A credibilidade do Judiciário
A resposta é muito simples. Ocorre que o magistrado que se deixa envolver pela questão suscitada geralmente compromete a sua imparcialidade para dar mensagens de cunho subjetivo nas decisões proferidas. E, então, extravasam uma série de conceitos e preconceitos pelos quais vitima o acusado que nada tem com as impressões pessoais do julgador. As entrelinhas são claras – “não estamos aqui para fazer papel de bobos, vocês advogados e acusados, precisam nos respeitar”. Em apertada síntese, é esse o conteúdo dos despachos responsáveis por levar à cadeia cada vez mais gente, ou seja, infligir medo, impor respeito, patrocinar um temor reverencial pela toga. Equívoco puro.
Felizmente, essas prisões não prevalecem e rapidamente são debeladas por instâncias superiores. É que a credibilidade do Judiciário nada tem a ver com segregação. Prisão, portanto, não torna ninguém mais ou menos crível. Evidente estarem toda a sociedade voltada para a mídia, uma mídia cada vez mais competente, esclarecida e ágil. Talvez por isso mesmo, jamais um processo foi alvo de tamanho interesse da população que vê na liberdade de acusados um sintoma de descrédito, de morosidade, de leniência e de injustiça. Não por outra razão, é que os jornais passaram a ser explorados estrategicamente pela acusação e por alguns juízes a legitimarem ações e decisões.
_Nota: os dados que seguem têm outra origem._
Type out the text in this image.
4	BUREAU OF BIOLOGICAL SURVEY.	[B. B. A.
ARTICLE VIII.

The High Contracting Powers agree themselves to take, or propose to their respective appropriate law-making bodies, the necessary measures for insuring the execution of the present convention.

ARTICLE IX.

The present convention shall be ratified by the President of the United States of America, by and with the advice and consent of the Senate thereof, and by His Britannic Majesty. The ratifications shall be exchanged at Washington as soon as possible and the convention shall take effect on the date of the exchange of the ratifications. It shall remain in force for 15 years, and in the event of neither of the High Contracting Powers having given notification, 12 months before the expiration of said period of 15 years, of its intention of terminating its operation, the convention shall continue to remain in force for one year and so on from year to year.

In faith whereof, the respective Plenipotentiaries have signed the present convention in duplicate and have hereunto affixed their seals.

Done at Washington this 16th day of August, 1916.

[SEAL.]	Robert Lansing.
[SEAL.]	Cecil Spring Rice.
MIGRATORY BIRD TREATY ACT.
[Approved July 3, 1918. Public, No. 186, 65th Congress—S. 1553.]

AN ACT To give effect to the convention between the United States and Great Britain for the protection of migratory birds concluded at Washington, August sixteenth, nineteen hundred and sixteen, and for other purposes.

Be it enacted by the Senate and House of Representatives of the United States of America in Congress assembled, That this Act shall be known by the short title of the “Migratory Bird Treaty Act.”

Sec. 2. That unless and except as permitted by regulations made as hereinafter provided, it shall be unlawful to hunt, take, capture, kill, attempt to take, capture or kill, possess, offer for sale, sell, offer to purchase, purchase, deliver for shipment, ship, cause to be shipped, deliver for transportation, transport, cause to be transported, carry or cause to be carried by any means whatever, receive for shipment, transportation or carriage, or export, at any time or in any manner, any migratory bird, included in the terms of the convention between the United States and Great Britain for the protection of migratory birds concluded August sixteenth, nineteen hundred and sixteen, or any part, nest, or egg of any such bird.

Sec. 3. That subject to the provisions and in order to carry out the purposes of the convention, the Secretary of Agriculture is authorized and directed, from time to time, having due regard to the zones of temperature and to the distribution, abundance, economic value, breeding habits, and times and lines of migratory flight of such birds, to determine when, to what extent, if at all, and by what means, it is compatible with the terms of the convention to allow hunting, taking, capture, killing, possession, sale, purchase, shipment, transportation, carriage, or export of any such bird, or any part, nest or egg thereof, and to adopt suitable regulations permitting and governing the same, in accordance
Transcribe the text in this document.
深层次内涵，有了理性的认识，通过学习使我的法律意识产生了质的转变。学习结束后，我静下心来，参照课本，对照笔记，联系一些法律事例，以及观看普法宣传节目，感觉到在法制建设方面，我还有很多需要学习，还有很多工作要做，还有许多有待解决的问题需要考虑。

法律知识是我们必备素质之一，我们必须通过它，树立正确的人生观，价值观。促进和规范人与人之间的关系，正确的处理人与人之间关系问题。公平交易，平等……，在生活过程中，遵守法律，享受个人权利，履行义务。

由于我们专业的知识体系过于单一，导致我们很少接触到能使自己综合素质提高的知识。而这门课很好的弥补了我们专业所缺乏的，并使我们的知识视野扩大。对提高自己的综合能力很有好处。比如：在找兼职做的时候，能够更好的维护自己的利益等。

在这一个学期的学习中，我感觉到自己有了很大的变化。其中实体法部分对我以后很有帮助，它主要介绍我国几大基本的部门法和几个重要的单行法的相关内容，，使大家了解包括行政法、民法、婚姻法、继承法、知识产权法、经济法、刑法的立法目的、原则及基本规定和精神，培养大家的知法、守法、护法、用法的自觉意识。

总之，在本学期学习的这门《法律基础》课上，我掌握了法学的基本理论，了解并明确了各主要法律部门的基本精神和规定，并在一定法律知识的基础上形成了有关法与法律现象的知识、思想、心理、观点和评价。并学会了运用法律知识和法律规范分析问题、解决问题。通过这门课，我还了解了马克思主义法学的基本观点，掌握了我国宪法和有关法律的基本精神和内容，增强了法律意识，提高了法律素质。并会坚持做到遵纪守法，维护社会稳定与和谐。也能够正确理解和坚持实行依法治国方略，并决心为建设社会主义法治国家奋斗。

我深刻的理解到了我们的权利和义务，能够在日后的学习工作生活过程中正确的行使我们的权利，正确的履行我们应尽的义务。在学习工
Está redondamente errado o raciocínio da garantia da credibilidade, entretanto. Não é antecipando uma condenação, lançando despachos abruptos, decidindo com o fígado, na base das emoções tórridas que atormentam o julgador que este fará de sua instituição algo mais confiável, seguro e ágil. Comunicação com as partes, conciliação expedita, mandados eficazes, acesso facilitado – isso sim torna um poder mais forte.
As justificativas das prisões são as mais inverossímeis. Vejamos: o acusado, por ter à disposição, meios financeiros invejáveis pode lançar mão de fuga ou de outros subterfúgios (trata-se de uma ponta de frustração); o acusado, por meio de seus advogados, promovendo uma balbúrdia processual, recorrem seguidamente contra as decisões (trata-se de ignorância: os recursos são previstos em lei, a demora no julgamento, não); o acusado foi denunciado por um crime brutal e que tenha causado enorme repercussão, estando a sociedade a clamar rápida resposta jurisdicional (trata-se de forma sofisticada de vingança de uma ultrapassada inquisição: se o crime causou distúrbio ou foi de grandes proporções, o aparelho preventivo estatal não funcionou).
E, finalmente, prende-se para assegurar a garantia da credibilidade, hipótese inexistente na lei processual, mas que virou moda nos decretos prisionais da atualidade. Afinal, “ninguém aqui é palhaço”, pensam os juízes vingadores. Misturam-se, nesse exato momento doses cavalares de frustração pelos rendimentos mensais, pelo montante acumulado nos delitos investigados, pela situação social de desigualdade, pelo péssimo sistema de fiscalização do dinheiro público, pela larga escala de impunidade, pelo sistema representativo viciado, enfim, juntam-se ao turbilhão conceitual do julgador enorme quantidade de conceitos que, juridicamente, não justificam uma prisão.
O STJ tem um slogan bem acertado: o tribunal da cidadania . O Tribunal de Justiça de Mato Grosso ostenta a máxima: importante para a cidadania, importante para você . Se o Judiciário puser em prática tais conceitos, salvaguardando direitos, ganhará e conservará a sua credibilidade. Basta isso e não mais prisões que superlotam cadeias.
Noutras palavras, a credibilidade do Judiciário não está em jogo. O que está é a incompetência, a lentidão processual, os erros consecutivos, os desencontros jurídicos, o sucateamento tecnológico etc. Se a credibilidade policial está na prisão, se a credibilidade ministerial, na acusação hígida, e a credibilidade do advogado, na competência , definitivamente credibilidade judiciária se ganha ao garantir direitos e não ao sonegá-los para agradar ao público. Ser modelo de honestidade, vivendo no padrão de vida consentâneo aos rendimentos auferidos, julgando consoante a causa, as provas encartadas no processo e não confundindo o juiz com o justiceiro na caça às bruxas que freqüentemente ocorre. E quando passar um juiz pela rua, ouvir: “aí vai um juiz, pessoa honesta, séria, direita”. Aí sim estamos diante da verdadeira credibilidade.
Eduardo Mahon é advogado em MT e Brasília.